Et statuant à nouveau sur ces points :
Reconnaît le jugement iranien de divorce arrêt no 1... du 5 novembre 2009 de la Cour d'appel d'Ispahan, confirmé par l'arrêt 2... de la Cour suprême d'Iran du 6 mars 2010 et enregistré le 4 septembre 2010 auprès de l'Office Notarial de divorce no 56 d’Ispahan.
Condamne X______ à verser à Dame Y______ la somme de 1'000 fr. par mois, dès le 13 mars 2009 jusqu'au 4 septembre 2010, à titre de contribution d'entretien sur mesures provisoires.

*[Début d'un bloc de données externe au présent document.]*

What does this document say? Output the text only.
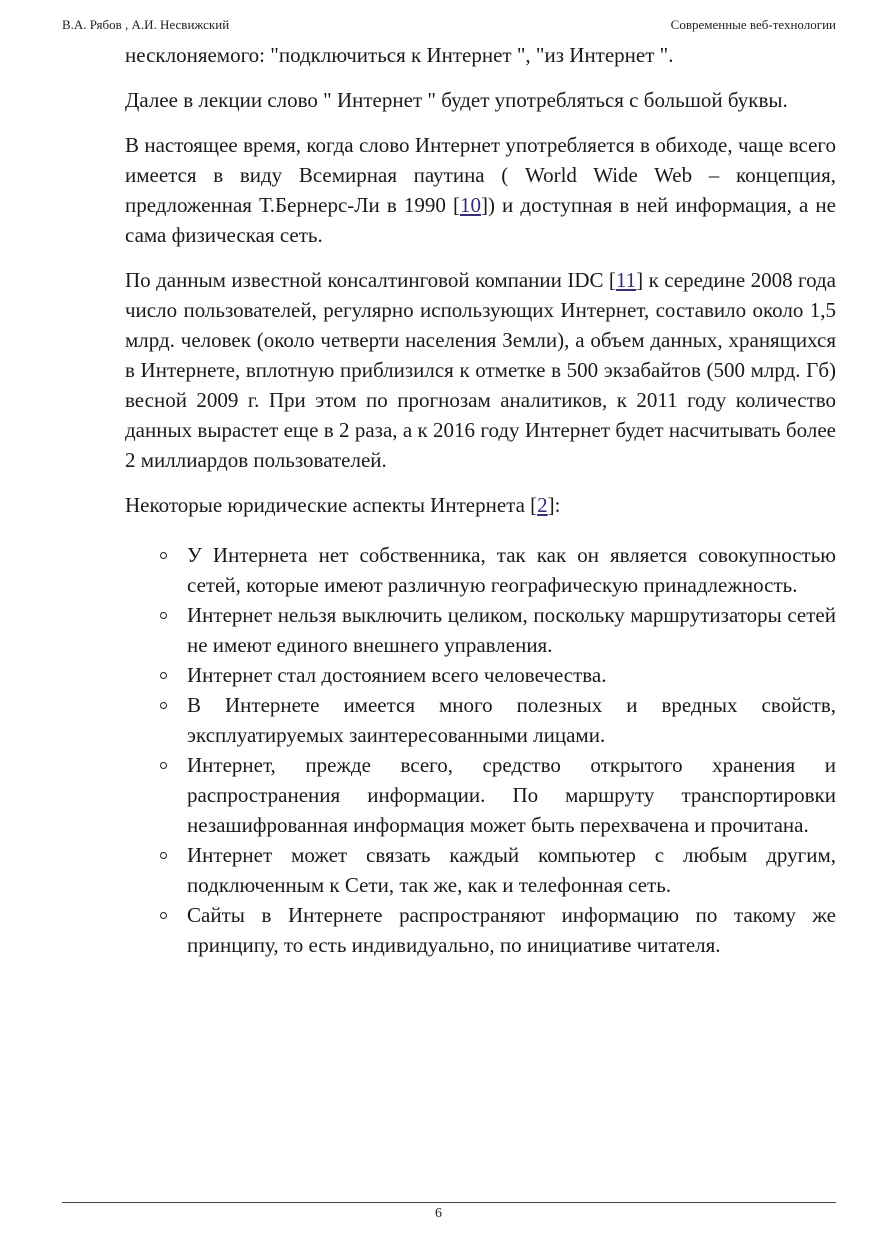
В.А. Рябов , А.И. Несвижский	Современные веб-технологии

несклоняемого: "подключиться к Интернет ", "из Интернет ".

Далее в лекции слово " Интернет " будет употребляться с большой буквы.

В настоящее время, когда слово Интернет употребляется в обиходе, чаще всего имеется в виду Всемирная паутина ( World Wide Web – концепция, предложенная Т.Бернерс-Ли в 1990 [10]) и доступная в ней информация, а не сама физическая сеть.

По данным известной консалтинговой компании IDC [11] к середине 2008 года число пользователей, регулярно использующих Интернет, составило около 1,5 млрд. человек (около четверти населения Земли), а объем данных, хранящихся в Интернете, вплотную приблизился к отметке в 500 экзабайтов (500 млрд. Гб) весной 2009 г. При этом по прогнозам аналитиков, к 2011 году количество данных вырастет еще в 2 раза, а к 2016 году Интернет будет насчитывать более 2 миллиардов пользователей.

Некоторые юридические аспекты Интернета [2]:

У Интернета нет собственника, так как он является совокупностью сетей, которые имеют различную географическую принадлежность.
Интернет нельзя выключить целиком, поскольку маршрутизаторы сетей не имеют единого внешнего управления.
Интернет стал достоянием всего человечества.
В Интернете имеется много полезных и вредных свойств, эксплуатируемых заинтересованными лицами.
Интернет, прежде всего, средство открытого хранения и распространения информации. По маршруту транспортировки незашифрованная информация может быть перехвачена и прочитана.
Интернет может связать каждый компьютер с любым другим, подключенным к Сети, так же, как и телефонная сеть.
Сайты в Интернете распространяют информацию по такому же принципу, то есть индивидуально, по инициативе читателя.
6
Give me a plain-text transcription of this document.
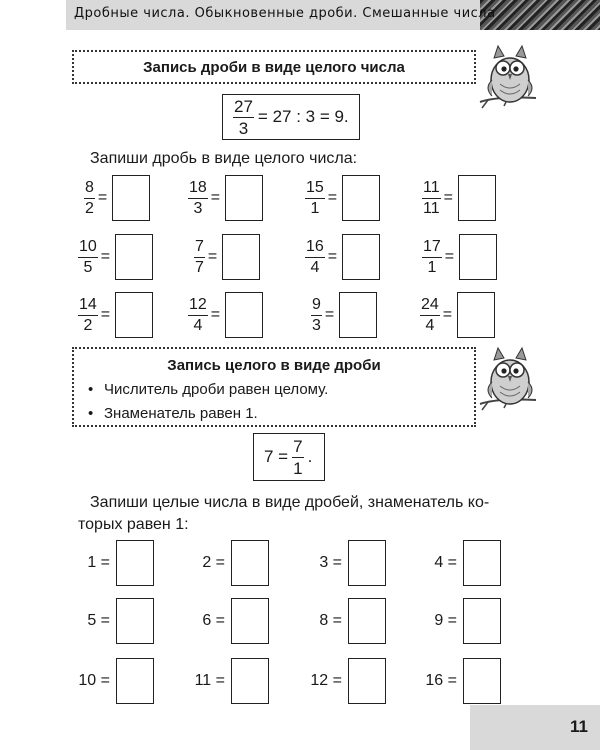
Дробные числа. Обыкновенные дроби. Смешанные числа
Запись дроби в виде целого числа
$\frac{27}{3} = 27$ : 3 = 9.
Запиши дробь в виде целого числа:
$\frac{8}{2}$ =	$\frac{18}{3}$ =	$\frac{15}{1}$ =	$\frac{11}{11}$ =
$\frac{10}{5}$ =	$\frac{7}{7}$ =	$\frac{16}{4}$ =	$\frac{17}{1}$ =
$\frac{14}{2}$ =	$\frac{12}{4}$ =	$\frac{9}{3}$ =	$\frac{24}{4}$ =
Запись целого в виде дроби
• Числитель дроби равен целому.
• Знаменатель равен 1.
$7 = \frac{7}{1}$ .
Запиши целые числа в виде дробей, знаменатель ко-
торых равен 1:
1 =	2 =	3 =	4 =
5 =	6 =	8 =	9 =
10 =	11 =	12 =	16 =
11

Confirme le jugement entrepris pour le surplus.
Compense les dépens d'appel.
Déboute les parties de toutes autres conclusions.
Siégeant :
Monsieur François CHAIX, président; Madame Florence KRAUSKOPF et Madame Sylvie DROIN, juges; Madame Carmen FRAGA, greffière.
Le président :
François CHAIX
La greffière :
Carmen FRAGA
Indication des voies de recours :
Conformément aux art. 72 ss de la loi fédérale sur le Tribunal fédéral du 17 juin 2005 (LTF; RS 173.110), le présent arrêt peut être porté dans les trente jours qui suivent sa notification avec expédition complète (art. 100 al. 1 LTF) par devant le Tribunal fédéral par la voie du recours en matière civile.
Le recours doit être adressé au Tribunal fédéral, 1000 Lausanne 14.
Valeur litigieuse des conclusions pécuniaires au sens de la LTF supérieure ou égale à 30'000 fr.